The experience of Adam Coy, a New York actor who sold his likeness to Captions (now Mirage), illustrates these risks. Despite an agreement that prohibited the use of his likeness for certain purposes, Coy discovered his AI replica promoting unproven medical supplements in an Instagram reel. He has since avoided participating in similar gigs.

The Neon Mobile Debacle and Lack of Recourse

Ramelio Hill’s experience with Neon Mobile highlights the potential for platforms to operate with a lack of transparency and accountability. After earning $200 selling his phone calls, Hill discovered a security flaw that exposed the phone numbers, call recordings, and transcripts of all users. Neon Mobile went offline shortly after, leaving Hill worried about the potential misuse of his data and without any means of redress. The company did not respond to requests for comment.

Kled AI founder Avi Patel maintains that his company vets businesses before selling datasets to avoid misuse, particularly in areas like pornography or government applications. However, the broader lack of regulation and oversight in this emerging industry leaves individuals vulnerable to exploitation.

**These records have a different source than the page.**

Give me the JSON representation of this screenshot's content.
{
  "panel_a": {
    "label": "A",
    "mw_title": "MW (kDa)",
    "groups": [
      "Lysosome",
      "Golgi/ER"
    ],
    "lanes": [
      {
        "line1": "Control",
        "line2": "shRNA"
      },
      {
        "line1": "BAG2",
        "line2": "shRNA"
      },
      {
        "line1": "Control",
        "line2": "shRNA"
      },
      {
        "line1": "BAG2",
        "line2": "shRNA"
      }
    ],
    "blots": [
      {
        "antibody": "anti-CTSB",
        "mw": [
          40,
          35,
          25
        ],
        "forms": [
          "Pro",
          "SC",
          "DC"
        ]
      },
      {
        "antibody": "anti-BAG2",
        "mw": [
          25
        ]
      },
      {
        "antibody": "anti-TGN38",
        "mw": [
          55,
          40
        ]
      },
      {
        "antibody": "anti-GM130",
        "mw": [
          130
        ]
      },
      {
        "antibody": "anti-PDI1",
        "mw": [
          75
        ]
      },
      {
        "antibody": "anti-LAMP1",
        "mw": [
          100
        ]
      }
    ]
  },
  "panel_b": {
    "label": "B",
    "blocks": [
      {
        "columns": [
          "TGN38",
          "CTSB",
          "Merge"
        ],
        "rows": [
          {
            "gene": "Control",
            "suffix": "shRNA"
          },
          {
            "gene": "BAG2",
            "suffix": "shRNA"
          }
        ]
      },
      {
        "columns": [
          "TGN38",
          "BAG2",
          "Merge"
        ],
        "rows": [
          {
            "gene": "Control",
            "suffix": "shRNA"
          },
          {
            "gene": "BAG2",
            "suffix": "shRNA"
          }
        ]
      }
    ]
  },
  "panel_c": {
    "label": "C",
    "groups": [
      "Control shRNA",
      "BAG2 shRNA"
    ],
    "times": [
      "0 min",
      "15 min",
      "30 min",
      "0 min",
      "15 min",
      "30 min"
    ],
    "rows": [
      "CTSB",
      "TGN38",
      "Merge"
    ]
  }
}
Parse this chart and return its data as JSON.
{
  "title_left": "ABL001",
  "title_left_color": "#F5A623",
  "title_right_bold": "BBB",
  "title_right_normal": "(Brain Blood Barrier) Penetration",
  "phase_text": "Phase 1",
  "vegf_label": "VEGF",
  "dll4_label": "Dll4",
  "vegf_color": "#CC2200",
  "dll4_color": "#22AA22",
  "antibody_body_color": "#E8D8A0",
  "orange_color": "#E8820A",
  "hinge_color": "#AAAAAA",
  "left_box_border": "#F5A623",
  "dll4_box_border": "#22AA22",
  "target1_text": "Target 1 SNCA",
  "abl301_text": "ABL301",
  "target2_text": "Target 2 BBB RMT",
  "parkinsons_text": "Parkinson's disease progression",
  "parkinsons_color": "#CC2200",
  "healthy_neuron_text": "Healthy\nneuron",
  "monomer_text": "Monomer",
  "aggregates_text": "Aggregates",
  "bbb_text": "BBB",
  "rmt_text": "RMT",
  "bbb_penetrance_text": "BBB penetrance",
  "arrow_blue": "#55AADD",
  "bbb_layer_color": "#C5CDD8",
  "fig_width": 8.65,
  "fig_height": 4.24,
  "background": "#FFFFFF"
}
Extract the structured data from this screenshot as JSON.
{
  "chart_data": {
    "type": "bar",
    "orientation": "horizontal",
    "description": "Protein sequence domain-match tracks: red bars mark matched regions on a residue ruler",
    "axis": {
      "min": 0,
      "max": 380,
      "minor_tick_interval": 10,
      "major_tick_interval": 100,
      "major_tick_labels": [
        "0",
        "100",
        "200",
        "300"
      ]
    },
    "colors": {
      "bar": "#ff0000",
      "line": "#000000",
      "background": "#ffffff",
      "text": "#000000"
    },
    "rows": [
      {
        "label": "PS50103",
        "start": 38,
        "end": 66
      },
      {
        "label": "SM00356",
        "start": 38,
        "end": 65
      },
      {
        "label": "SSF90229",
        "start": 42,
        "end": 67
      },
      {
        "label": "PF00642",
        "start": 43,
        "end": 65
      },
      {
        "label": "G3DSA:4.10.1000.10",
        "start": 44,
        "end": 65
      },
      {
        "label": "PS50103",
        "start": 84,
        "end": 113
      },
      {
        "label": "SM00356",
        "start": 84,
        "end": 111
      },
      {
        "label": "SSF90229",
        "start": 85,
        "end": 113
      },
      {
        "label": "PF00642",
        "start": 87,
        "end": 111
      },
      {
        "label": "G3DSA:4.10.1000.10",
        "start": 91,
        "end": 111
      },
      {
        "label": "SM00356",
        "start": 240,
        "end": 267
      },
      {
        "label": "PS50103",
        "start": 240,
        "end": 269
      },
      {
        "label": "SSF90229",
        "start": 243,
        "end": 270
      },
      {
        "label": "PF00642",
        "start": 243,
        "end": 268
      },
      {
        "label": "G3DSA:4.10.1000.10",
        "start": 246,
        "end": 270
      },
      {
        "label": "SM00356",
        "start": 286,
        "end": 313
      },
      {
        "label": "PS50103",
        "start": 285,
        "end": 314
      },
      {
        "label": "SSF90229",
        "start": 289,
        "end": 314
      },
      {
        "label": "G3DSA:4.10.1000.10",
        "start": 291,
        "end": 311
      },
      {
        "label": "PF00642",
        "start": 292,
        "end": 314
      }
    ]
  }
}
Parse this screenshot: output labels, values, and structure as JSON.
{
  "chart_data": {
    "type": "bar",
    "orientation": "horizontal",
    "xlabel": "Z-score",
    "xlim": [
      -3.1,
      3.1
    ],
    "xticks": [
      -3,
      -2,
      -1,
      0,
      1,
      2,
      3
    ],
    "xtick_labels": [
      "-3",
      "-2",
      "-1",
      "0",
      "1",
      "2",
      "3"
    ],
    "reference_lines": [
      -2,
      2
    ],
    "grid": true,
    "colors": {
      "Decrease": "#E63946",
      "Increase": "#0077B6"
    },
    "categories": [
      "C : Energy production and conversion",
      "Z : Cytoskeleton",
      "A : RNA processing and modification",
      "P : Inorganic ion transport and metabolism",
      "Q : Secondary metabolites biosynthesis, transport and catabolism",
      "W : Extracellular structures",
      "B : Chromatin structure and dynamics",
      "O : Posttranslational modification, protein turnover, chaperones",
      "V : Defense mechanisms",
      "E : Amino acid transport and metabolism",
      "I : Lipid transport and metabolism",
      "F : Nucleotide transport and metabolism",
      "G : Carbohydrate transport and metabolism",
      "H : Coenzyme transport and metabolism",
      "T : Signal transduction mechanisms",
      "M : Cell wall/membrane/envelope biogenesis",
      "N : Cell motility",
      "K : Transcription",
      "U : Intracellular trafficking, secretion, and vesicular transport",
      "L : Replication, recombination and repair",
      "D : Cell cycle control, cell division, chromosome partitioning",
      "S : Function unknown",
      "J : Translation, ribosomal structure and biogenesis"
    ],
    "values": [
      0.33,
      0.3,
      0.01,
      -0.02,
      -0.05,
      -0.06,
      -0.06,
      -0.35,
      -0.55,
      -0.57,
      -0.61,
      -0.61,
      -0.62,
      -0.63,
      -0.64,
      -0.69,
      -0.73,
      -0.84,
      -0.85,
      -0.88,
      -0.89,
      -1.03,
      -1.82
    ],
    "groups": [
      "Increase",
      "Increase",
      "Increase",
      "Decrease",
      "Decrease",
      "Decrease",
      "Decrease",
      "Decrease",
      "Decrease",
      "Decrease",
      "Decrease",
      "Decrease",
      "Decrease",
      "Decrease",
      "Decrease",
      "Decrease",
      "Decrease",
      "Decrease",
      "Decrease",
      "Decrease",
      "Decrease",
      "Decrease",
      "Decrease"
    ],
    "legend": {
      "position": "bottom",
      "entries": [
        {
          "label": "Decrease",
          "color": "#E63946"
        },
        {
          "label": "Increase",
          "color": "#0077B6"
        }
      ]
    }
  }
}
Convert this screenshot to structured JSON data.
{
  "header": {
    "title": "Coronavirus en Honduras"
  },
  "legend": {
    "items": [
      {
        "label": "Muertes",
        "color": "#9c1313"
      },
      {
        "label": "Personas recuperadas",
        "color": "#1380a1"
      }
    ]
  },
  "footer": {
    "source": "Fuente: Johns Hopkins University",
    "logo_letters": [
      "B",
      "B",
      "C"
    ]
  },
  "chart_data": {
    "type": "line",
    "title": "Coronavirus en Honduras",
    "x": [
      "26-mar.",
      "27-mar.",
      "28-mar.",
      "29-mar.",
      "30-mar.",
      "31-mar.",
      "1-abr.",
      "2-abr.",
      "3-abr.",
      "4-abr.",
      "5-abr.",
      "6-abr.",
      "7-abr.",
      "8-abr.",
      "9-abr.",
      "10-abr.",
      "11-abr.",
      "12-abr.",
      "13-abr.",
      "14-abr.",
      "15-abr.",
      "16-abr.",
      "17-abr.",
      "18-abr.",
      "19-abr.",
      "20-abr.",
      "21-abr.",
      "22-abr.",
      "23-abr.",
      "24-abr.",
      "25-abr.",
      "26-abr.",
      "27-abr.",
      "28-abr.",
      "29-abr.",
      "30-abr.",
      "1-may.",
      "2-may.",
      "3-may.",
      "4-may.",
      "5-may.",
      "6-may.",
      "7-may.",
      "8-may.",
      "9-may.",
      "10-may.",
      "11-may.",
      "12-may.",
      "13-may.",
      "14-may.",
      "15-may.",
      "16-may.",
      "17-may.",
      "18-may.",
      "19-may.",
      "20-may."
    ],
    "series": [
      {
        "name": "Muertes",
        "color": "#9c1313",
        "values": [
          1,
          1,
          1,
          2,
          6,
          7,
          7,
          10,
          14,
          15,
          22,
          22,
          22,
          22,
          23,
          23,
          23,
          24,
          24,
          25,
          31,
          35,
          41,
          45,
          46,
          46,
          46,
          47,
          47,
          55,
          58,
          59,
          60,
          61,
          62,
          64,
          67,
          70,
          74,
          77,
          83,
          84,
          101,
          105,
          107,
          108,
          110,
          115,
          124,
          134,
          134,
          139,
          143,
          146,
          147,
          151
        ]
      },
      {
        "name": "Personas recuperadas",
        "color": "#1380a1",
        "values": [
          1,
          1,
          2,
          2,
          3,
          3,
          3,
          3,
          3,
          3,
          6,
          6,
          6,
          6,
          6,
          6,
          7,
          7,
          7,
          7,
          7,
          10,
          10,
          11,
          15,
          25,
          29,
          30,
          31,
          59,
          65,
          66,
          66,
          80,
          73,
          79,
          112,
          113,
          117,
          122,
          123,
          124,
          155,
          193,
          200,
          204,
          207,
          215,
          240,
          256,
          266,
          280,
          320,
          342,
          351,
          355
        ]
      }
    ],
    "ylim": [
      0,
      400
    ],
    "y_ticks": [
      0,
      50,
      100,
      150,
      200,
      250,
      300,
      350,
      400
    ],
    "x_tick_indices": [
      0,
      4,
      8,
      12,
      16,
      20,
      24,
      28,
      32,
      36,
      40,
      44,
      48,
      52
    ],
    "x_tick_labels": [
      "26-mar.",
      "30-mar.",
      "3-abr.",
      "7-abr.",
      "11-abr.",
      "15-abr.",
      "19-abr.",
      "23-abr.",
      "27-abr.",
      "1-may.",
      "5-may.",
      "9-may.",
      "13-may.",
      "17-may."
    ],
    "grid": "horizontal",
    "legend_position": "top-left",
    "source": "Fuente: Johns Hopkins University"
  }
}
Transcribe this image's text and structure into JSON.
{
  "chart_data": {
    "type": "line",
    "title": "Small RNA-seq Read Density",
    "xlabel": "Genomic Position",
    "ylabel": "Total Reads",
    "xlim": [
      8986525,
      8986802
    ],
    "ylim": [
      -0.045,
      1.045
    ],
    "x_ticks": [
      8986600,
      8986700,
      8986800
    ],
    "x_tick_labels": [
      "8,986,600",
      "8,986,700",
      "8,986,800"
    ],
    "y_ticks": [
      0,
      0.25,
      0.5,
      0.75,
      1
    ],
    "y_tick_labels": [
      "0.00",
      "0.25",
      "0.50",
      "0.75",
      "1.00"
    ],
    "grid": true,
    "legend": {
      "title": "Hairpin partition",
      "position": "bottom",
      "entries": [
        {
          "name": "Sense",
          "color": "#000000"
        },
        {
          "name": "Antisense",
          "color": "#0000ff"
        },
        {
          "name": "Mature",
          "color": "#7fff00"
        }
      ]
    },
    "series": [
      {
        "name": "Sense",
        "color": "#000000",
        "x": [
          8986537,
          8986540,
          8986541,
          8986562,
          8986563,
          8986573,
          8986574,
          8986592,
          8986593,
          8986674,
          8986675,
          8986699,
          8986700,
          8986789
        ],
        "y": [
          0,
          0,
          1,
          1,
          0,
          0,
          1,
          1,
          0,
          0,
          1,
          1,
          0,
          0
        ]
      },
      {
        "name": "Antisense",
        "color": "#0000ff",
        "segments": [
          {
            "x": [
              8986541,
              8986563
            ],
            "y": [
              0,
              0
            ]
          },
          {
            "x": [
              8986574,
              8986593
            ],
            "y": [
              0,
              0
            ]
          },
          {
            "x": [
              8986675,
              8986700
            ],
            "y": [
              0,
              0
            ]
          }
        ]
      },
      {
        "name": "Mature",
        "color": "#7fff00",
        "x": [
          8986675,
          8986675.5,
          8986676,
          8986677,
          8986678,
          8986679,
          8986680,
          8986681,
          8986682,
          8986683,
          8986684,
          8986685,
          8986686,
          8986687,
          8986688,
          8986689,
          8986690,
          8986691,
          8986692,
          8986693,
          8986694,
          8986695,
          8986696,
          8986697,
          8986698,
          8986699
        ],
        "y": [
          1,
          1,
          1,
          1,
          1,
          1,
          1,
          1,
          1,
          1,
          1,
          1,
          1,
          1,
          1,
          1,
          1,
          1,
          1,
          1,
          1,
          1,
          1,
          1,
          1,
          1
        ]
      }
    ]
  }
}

What’s Next for Gig AI Training?

The future of gig AI training remains uncertain. As the demand for high-quality data continues to grow, the industry is likely to expand, but increased scrutiny and potential regulation are also on the horizon. The need for greater transparency, stronger data protection measures, and fairer compensation for data contributors is becoming increasingly apparent. For individuals like Jacobus Louw, the opportunity to earn income through these platforms remains valuable, but a growing awareness of the risks is essential. The long-term sustainability of this model will depend on establishing a more equitable and responsible framework for the exchange of personal data in the age of artificial intelligence.